There’s no denying Tom Brady’s first-ballot Hall of Fame résumé, but even at age 39, he’s still improving his game. Early last season, Brady came out on fire, and there was serious discussion about whether it was the best football he’d played in his entire career. As good as 2015 was, he’s been even better here in 2016, and is currently the league's leader in passer rating (133.9), yards per attempt (9.8), completion percentage (73.8), and PFF overall grade (96.4).
Brady has run the New England Patriots’ quick-hitting passing game to perfection over the years, making good decisions and getting the ball into his playmakers’ hands with elite short and intermediate accuracy. His ability to decipher coverage both pre- and post-snap while getting the ball out of his hands quickly has always been the biggest strength to Brady’s game. However, as good as he’s been making plays within the flow of the offense, the Pats' QB was not always the most efficient passer on longer-developing plays, or when the initial play call broke down.
Whether 7-step play action, plays in which the first read was covered, or plays in which Brady had to break the pocket, his accuracy waned the longer the play went, creating a hole in his game for a few years. That is, until 2014, when Brady made a concerted effort to improve his ability to make plays late in the down.
He has succeeded.
Brady’s stats when time to throw reaches 2.5 seconds or more
The 2013 season was not kind to Brady—his worst effort since 2006, in fact—and early 2014 was not much better through four games. However, the famous Monday Night Football thrashing at the hands of the Kansas City Chiefs led to an “On to Cincinnati” cry that turned Brady's (and the Patriots’) season around, culminating in a Super Bowl title. For Brady, not only did he get back to his previous form, he actually turned a weakness into a strength and started making plays later in the down, often while extending plays outside the pocket.
Using the cutoff of 2.5 seconds into a play, Brady has become one of the best passers on plays that last beyond this mark.

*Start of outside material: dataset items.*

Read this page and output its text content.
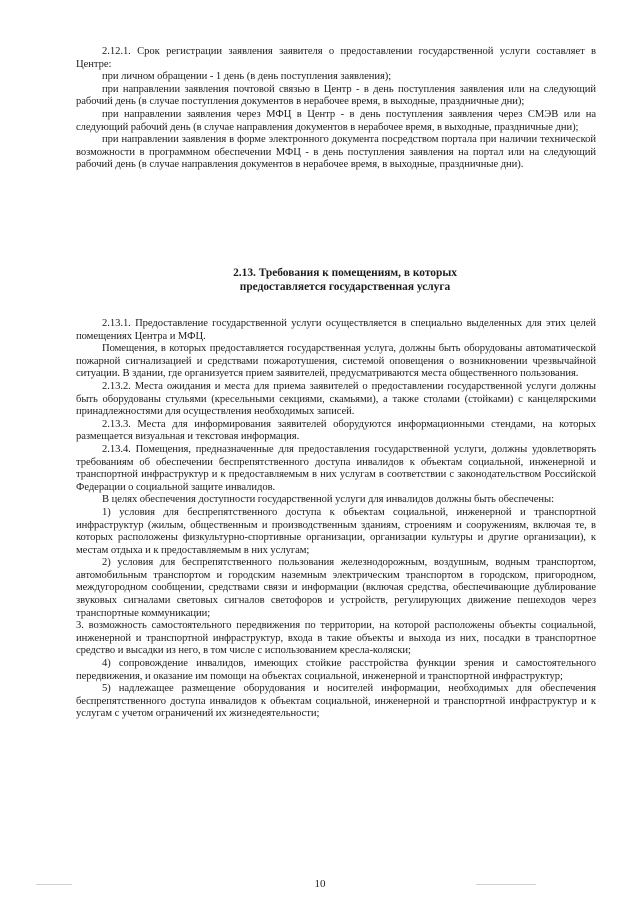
2.12.1. Срок регистрации заявления заявителя о предоставлении государственной услуги составляет в Центре:

при личном обращении - 1 день (в день поступления заявления);

при направлении заявления почтовой связью в Центр - в день поступления заявления или на следующий рабочий день (в случае поступления документов в нерабочее время, в выходные, праздничные дни);

при направлении заявления через МФЦ в Центр - в день поступления заявления через СМЭВ или на следующий рабочий день (в случае направления документов в нерабочее время, в выходные, праздничные дни);

при направлении заявления в форме электронного документа посредством портала при наличии технической возможности в программном обеспечении МФЦ - в день поступления заявления на портал или на следующий рабочий день (в случае направления документов в нерабочее время, в выходные, праздничные дни).

2.13. Требования к помещениям, в которых
предоставляется государственная услуга

2.13.1. Предоставление государственной услуги осуществляется в специально выделенных для этих целей помещениях Центра и МФЦ.

Помещения, в которых предоставляется государственная услуга, должны быть оборудованы автоматической пожарной сигнализацией и средствами пожаротушения, системой оповещения о возникновении чрезвычайной ситуации. В здании, где организуется прием заявителей, предусматриваются места общественного пользования.

2.13.2. Места ожидания и места для приема заявителей о предоставлении государственной услуги должны быть оборудованы стульями (кресельными секциями, скамьями), а также столами (стойками) с канцелярскими принадлежностями для осуществления необходимых записей.

2.13.3. Места для информирования заявителей оборудуются информационными стендами, на которых размещается визуальная и текстовая информация.

2.13.4. Помещения, предназначенные для предоставления государственной услуги, должны удовлетворять требованиям об обеспечении беспрепятственного доступа инвалидов к объектам социальной, инженерной и транспортной инфраструктур и к предоставляемым в них услугам в соответствии с законодательством Российской Федерации о социальной защите инвалидов.

В целях обеспечения доступности государственной услуги для инвалидов должны быть обеспечены:

1) условия для беспрепятственного доступа к объектам социальной, инженерной и транспортной инфраструктур (жилым, общественным и производственным зданиям, строениям и сооружениям, включая те, в которых расположены физкультурно-спортивные организации, организации культуры и другие организации), к местам отдыха и к предоставляемым в них услугам;

2) условия для беспрепятственного пользования железнодорожным, воздушным, водным транспортом, автомобильным транспортом и городским наземным электрическим транспортом в городском, пригородном, междугородном сообщении, средствами связи и информации (включая средства, обеспечивающие дублирование звуковых сигналами световых сигналов светофоров и устройств, регулирующих движение пешеходов через транспортные коммуникации;

3. возможность самостоятельного передвижения по территории, на которой расположены объекты социальной, инженерной и транспортной инфраструктур, входа в такие объекты и выхода из них, посадки в транспортное средство и высадки из него, в том числе с использованием кресла-коляски;

4) сопровождение инвалидов, имеющих стойкие расстройства функции зрения и самостоятельного передвижения, и оказание им помощи на объектах социальной, инженерной и транспортной инфраструктур;

5) надлежащее размещение оборудования и носителей информации, необходимых для обеспечения беспрепятственного доступа инвалидов к объектам социальной, инженерной и транспортной инфраструктур и к услугам с учетом ограничений их жизнедеятельности;

10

It’s important to note that a longer time does not necessarily imply better pass protection; in fact, the opposite is true for Brady and most quarterbacks, as the quicker-hitting plays are the ones in which the read is clear and protection is usually sound.
There are a number of reasons for improvement on the longer-developing plays. Brady has always been a good, not great, deep-ball thrower, and many of those downfield throws need time to develop; his accuracy was not always on point when he sat in the pocket for that long. He’s improved his work on the deep ball the last few years, and currently leads the league with an adjusted completion percentage of 66.7 percent on passes thrown at least 20-plus yards downfield this season (9-for-15, 383 yards, one drop, four touchdowns, 143.8 passer rating).
More importantly, it’s the extended plays and improved pocket movement that have been the new avenue that Brady has used to take his game to the next level. He’s never been known for his athleticism—despite what his mom thinks—yet here he is making plays outside the pocket more than ever before in his career. It started in that 2014 midseason turnaround, and has continued to improve; now Brady sits with the top passer rating in the league (129.9) on passes lasting at least 2.6 seconds.
He’s showing better patience and footwork in the pocket when his initial reads are covered, and he’s now demonstrating a willingness to break to the pocket to find the open man.
Here he is taking advantage of a weak three-man rush by the New York Jets to find the downfield play back in Week 7 of 2014.
Brady shows good touch on the run on this pass from Week 13 last season against the Philadelphia Eagles.
Just last week, Brady had two plays that summed up this improved part of his game.
Here he avoids pressure and hits WR Julian Edelman in stride down the field, though the play was negated by an illegal-man-downfield penalty.
His first touchdown last week was a patient play, as he broke the pocket against the three-man rush to find WR Danny Amendola in the end zone.
Most players regress at the back end of their careers, but at age 39, Brady is still finding ways to improve. He’s throwing a better deep ball than ever before, making plays outside the pocket, and even moving the chains with his legs once or twice per game this season. Finding these extra few plays every week has Brady playing better than any quarterback in the league since early 2014, and perhaps the best football of his illustrious career.